Wine Witness: a data-driven approach to item promotion at Vivino
If you ever had to make up your mind staring at dozens of similarly priced bottles of Californian Cabernet in a wine store, or if you wanted to learn more about the wine you just tried when travelling, then you probably know of Vivino.
It’s the SoundHound of wines. Just take a picture of the label, and Vivino will match it to one of the 1+ billion label photos in its database and then deliver all its basic information.
Launched in 2010 in Denmark by Heini Zachariassen (check out his youtube channel), it quickly built a massive community of users ranging from casual drinkers to wine experts. Today Vivino has 43 million registered users who rate wines, write reviews and like each other’s posts.
In 2017, Vivino decided to capitalize on their vast network and launched a wine marketplace, where wineries and merchants register to sell their wines. Tens of thousands of wine items are sold on Vivino globally, with about 14,400 available when accessing from the U.S. East Coast. This is a typical picture on the front page:
With so many wines listed by the merchants, the question for Vivino is, which ones are good deals?
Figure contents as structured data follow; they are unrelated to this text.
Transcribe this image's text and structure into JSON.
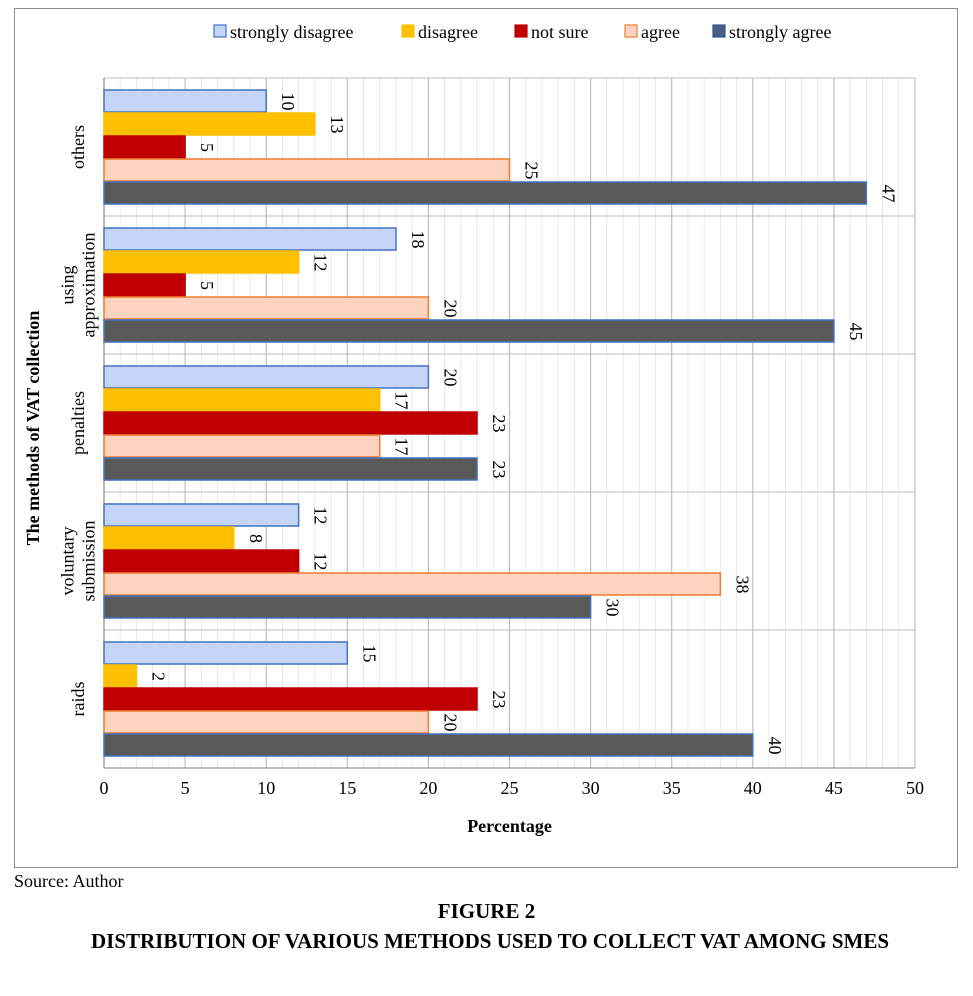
{
  "caption": {
    "source": "Source: Author",
    "figure_number": "FIGURE 2",
    "figure_title": "DISTRIBUTION OF VARIOUS METHODS USED TO COLLECT VAT AMONG SMES"
  },
  "colors": {
    "strongly_disagree": "#c5d5f7",
    "disagree": "#ffc000",
    "not_sure": "#c00000",
    "agree": "#fdd3c0",
    "strongly_agree": "#595959",
    "grid": "#d9d9d9",
    "axis": "#7f7f7f"
  },
  "chart_data": {
    "type": "bar",
    "orientation": "horizontal",
    "title": "",
    "xlabel": "Percentage",
    "ylabel": "The methods of VAT collection",
    "xlim": [
      0,
      50
    ],
    "xticks": [
      "0",
      "5",
      "10",
      "15",
      "20",
      "25",
      "30",
      "35",
      "40",
      "45",
      "50"
    ],
    "grid": true,
    "legend": "top",
    "categories": [
      [
        "others"
      ],
      [
        "using",
        "approximation"
      ],
      [
        "penalties"
      ],
      [
        "voluntary",
        "submission"
      ],
      [
        "raids"
      ]
    ],
    "series": [
      {
        "name": "strongly disagree",
        "values": [
          10,
          18,
          20,
          12,
          15
        ]
      },
      {
        "name": "disagree",
        "values": [
          13,
          12,
          17,
          8,
          2
        ]
      },
      {
        "name": "not sure",
        "values": [
          5,
          5,
          23,
          12,
          23
        ]
      },
      {
        "name": "agree",
        "values": [
          25,
          20,
          17,
          38,
          20
        ]
      },
      {
        "name": "strongly agree",
        "values": [
          47,
          45,
          23,
          30,
          40
        ]
      }
    ]
  }
}
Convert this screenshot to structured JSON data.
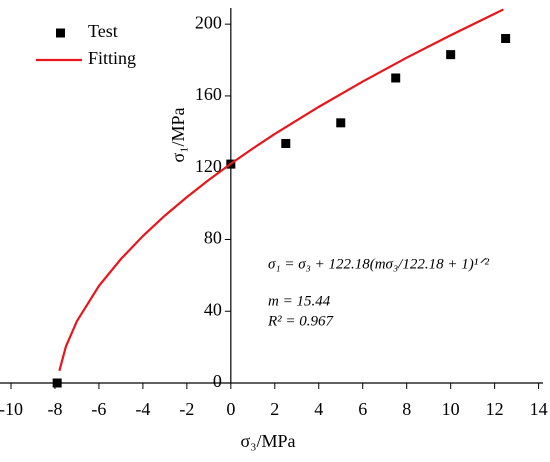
{
  "chart_data": {
    "type": "scatter",
    "x_label": "σ₃/MPa",
    "y_label": "σ₁/MPa",
    "xlim": [
      -10.5,
      14.2
    ],
    "ylim": [
      0,
      209
    ],
    "xticks": [
      -10,
      -8,
      -6,
      -4,
      -2,
      0,
      2,
      4,
      6,
      8,
      10,
      12,
      14
    ],
    "yticks": [
      0,
      40,
      80,
      120,
      160,
      200
    ],
    "legend": "top-left",
    "annotations": [
      "σ₁ = σ₃ + 122.18(mσ₃/122.18 + 1)¹ᐟ²",
      "m = 15.44",
      "R² = 0.967"
    ],
    "series": [
      {
        "name": "Test",
        "kind": "points",
        "color": "#000000",
        "x": [
          -7.9,
          0,
          2.5,
          5,
          7.5,
          10,
          12.5
        ],
        "values": [
          0,
          122,
          133.5,
          145,
          170,
          183,
          192
        ]
      },
      {
        "name": "Fitting",
        "kind": "line",
        "color": "#e8161b",
        "x": [
          -7.8,
          -7.5,
          -7,
          -6,
          -5,
          -4,
          -3,
          -2,
          -1,
          0,
          1,
          2,
          4,
          6,
          8,
          10,
          12,
          12.4
        ],
        "values": [
          6.8,
          20.4,
          34.5,
          54.1,
          69.1,
          81.9,
          93.3,
          103.6,
          113.2,
          122.18,
          130.7,
          138.8,
          153.9,
          168.0,
          181.3,
          193.8,
          205.8,
          208.2
        ]
      }
    ]
  }
}
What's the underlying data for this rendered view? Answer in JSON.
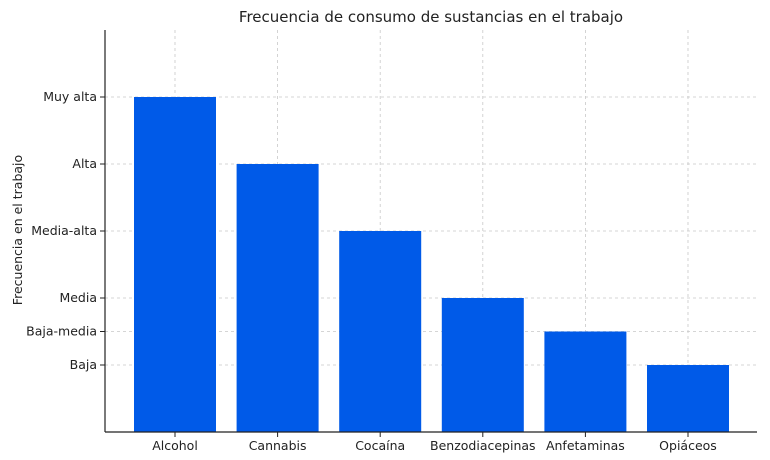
{
  "chart_data": {
    "type": "bar",
    "title": "Frecuencia de consumo de sustancias en el trabajo",
    "xlabel": "",
    "ylabel": "Frecuencia en el trabajo",
    "categories": [
      "Alcohol",
      "Cannabis",
      "Cocaína",
      "Benzodiacepinas",
      "Anfetaminas",
      "Opiáceos"
    ],
    "values": [
      6,
      5,
      4,
      3,
      2.5,
      2
    ],
    "y_ticks": [
      {
        "value": 2,
        "label": "Baja"
      },
      {
        "value": 2.5,
        "label": "Baja-media"
      },
      {
        "value": 3,
        "label": "Media"
      },
      {
        "value": 4,
        "label": "Media-alta"
      },
      {
        "value": 5,
        "label": "Alta"
      },
      {
        "value": 6,
        "label": "Muy alta"
      }
    ],
    "ylim": [
      1,
      7
    ],
    "grid": true,
    "bar_color": "#005ae8"
  }
}
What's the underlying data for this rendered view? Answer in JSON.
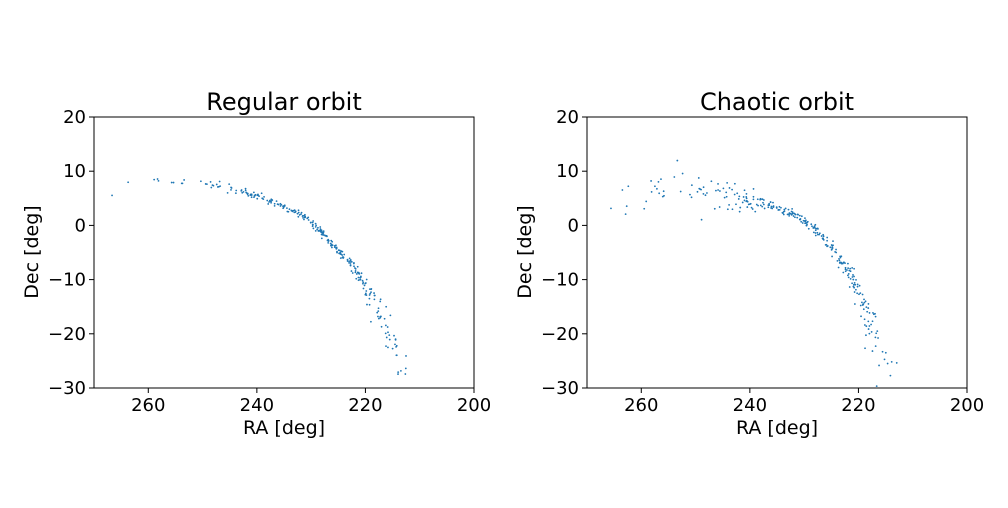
{
  "chart_data": [
    {
      "type": "scatter",
      "title": "Regular orbit",
      "xlabel": "RA [deg]",
      "ylabel": "Dec [deg]",
      "xlim": [
        270,
        200
      ],
      "ylim": [
        -30,
        20
      ],
      "xticks": [
        "260",
        "240",
        "220",
        "200"
      ],
      "yticks": [
        "20",
        "10",
        "0",
        "−10",
        "−20",
        "−30"
      ],
      "grid": false,
      "marker_color": "#1f77b4",
      "ridge": {
        "x": [
          268,
          262,
          256,
          250,
          245,
          240,
          235,
          230,
          228,
          225,
          222,
          220,
          218,
          216,
          214,
          212.5
        ],
        "y": [
          6.8,
          7.8,
          8.3,
          7.8,
          6.8,
          5.5,
          3.5,
          0.8,
          -1.5,
          -4.5,
          -8.0,
          -11.0,
          -15.0,
          -19.5,
          -24.0,
          -30.0
        ]
      },
      "spread": [
        1.0,
        0.9,
        0.7,
        0.5,
        0.4,
        0.3,
        0.3,
        0.3,
        0.35,
        0.4,
        0.5,
        0.6,
        0.8,
        1.0,
        1.2,
        1.3
      ],
      "density": [
        2,
        3,
        5,
        14,
        26,
        32,
        34,
        30,
        32,
        32,
        28,
        22,
        16,
        12,
        8,
        1
      ]
    },
    {
      "type": "scatter",
      "title": "Chaotic orbit",
      "xlabel": "RA [deg]",
      "ylabel": "Dec [deg]",
      "xlim": [
        270,
        200
      ],
      "ylim": [
        -30,
        20
      ],
      "xticks": [
        "260",
        "240",
        "220",
        "200"
      ],
      "yticks": [
        "20",
        "10",
        "0",
        "−10",
        "−20",
        "−30"
      ],
      "grid": false,
      "marker_color": "#1f77b4",
      "ridge": {
        "x": [
          266,
          262,
          257,
          252,
          247,
          242,
          237,
          232,
          228,
          225,
          222,
          220,
          218,
          216.5,
          215
        ],
        "y": [
          5.5,
          6.5,
          7.0,
          6.8,
          6.2,
          5.3,
          4.0,
          2.0,
          -0.5,
          -4.0,
          -8.0,
          -12.5,
          -17.0,
          -22.0,
          -29.0
        ]
      },
      "spread": [
        3.5,
        3.5,
        3.2,
        2.8,
        2.0,
        1.2,
        0.6,
        0.4,
        0.4,
        0.5,
        0.7,
        1.1,
        1.6,
        2.0,
        2.2
      ],
      "density": [
        4,
        6,
        10,
        14,
        22,
        36,
        40,
        34,
        30,
        30,
        28,
        24,
        18,
        14,
        1
      ]
    }
  ]
}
If there is a way to estimate the ‘true’ price of the wine, Vivino could signal to its loyal customers that some wines are priced much below their value. And there are many reasons why a good wine may be offered at a discount: it may be a promotion by the merchant, a liquidation of stock, or sometimes just an oversupply from a good vintage year.
But can Vivino quickly identify the fair price range of a bottle without having to rely entirely on manual verification?
Exploring the data
An important number to remember when scraping dynamic websites with Selenium is 86,400. That’s the number of seconds per day. Selenium spent about 4-5 seconds navigating each wine page, which means a hard cap of only 20,000 samples per day. For many machine learning applications, this is a [very] small dataset.
With that said, Vivino had only 14,400 items currently selling in the U.S., so all of them got scraped. For each wine, 13 key characteristics were obtained:
We first explore the data visually to verify if the price is correlated with any of the features. As we can see, prices have 67% correlation with the average rating – wines with higher ratings are usually more expensive. There is also a slightly negative correlation with the number of ratings, and the relationship resembles the typical inverse price/quantity curve.
However, there is still lots of variability. One great 4.2-star wine can be priced at $20 and another at $200! A lot of variability in the wine prices comes from perceived quality, as opposed to any objective characteristics. This variability may be explained by other predictors such as expert reviews or social media mentions and probably has a good deal of irreducible, natural variation.
Wine styles and countries of origin clearly have explanatory power, with medians ranging from $20-25 to $60-80. These are clearly good predictors of price:
However, we should be cautious and resist the temptation of throwing all the features into the model. This may lead to overfitting and reduce the predictive power on out-of-sample, previously unseen data.
For example, the specific winery and the vintage certainly influence the price but we had to remove them from the predictive features b/c they were too granular (less than 3 wine items per winery).
Modelling the price
We built a few simple models to capture the relationship between the features and the price. Because the relationship is complex and highly non-linear, a one-layer fully-connected neural network showed the best results both in-sample and out-of-sample. Ordinary least squares is shown here merely as benchmark; you would not expect it to work well with numerous categorical features and a modest dataset.
The model can predict the price with Mean Absolute Error of about $10 and R2 of about 75%. The percentage price difference is distributed quasi-normally, so we can infer that the model probably has extracted all useful information there was in our limited scraped features.
For our practical purposes, the most interesting part of this curve is on the right side, where our model thinks about 10% of the items must be priced at least 50% higher than the current listed price at Vivino. These are the candidates to be promoted as great deals!
For a quick reference on converting categorical features (e.g. 1,149 wine-producing regions) into machine-learnable format, selecting the feature subsets and comparing models' performance, please see the project's github.
We built a model that explains about 75% of variability in the wine prices, and for about 10% of the items, the model predicts a 1.5x higher price than the actual one. The system could flag such items automatically and pass it for human verification. Such AI-aided marketing may prove to be another way to build customer loyalty and curate Vivino’s relationships with the wineries and merchants.
Probably the most promising direction to improve predictions is analyzing reviews, and typical Vivino wines have thousands of them. As in any online marketplace, the hive mind is usually well-informed. An NLP engine could extract sentiment from these reviews and make our price predictions more precise.
On a more general note, Vivino seems to have the ambition of becoming the Amazon of wine. To succeed in the growing $300 b global wine industry with less than 5% share of online sales, Vivino will need to reinvent itself as data company much the same way Amazon has done.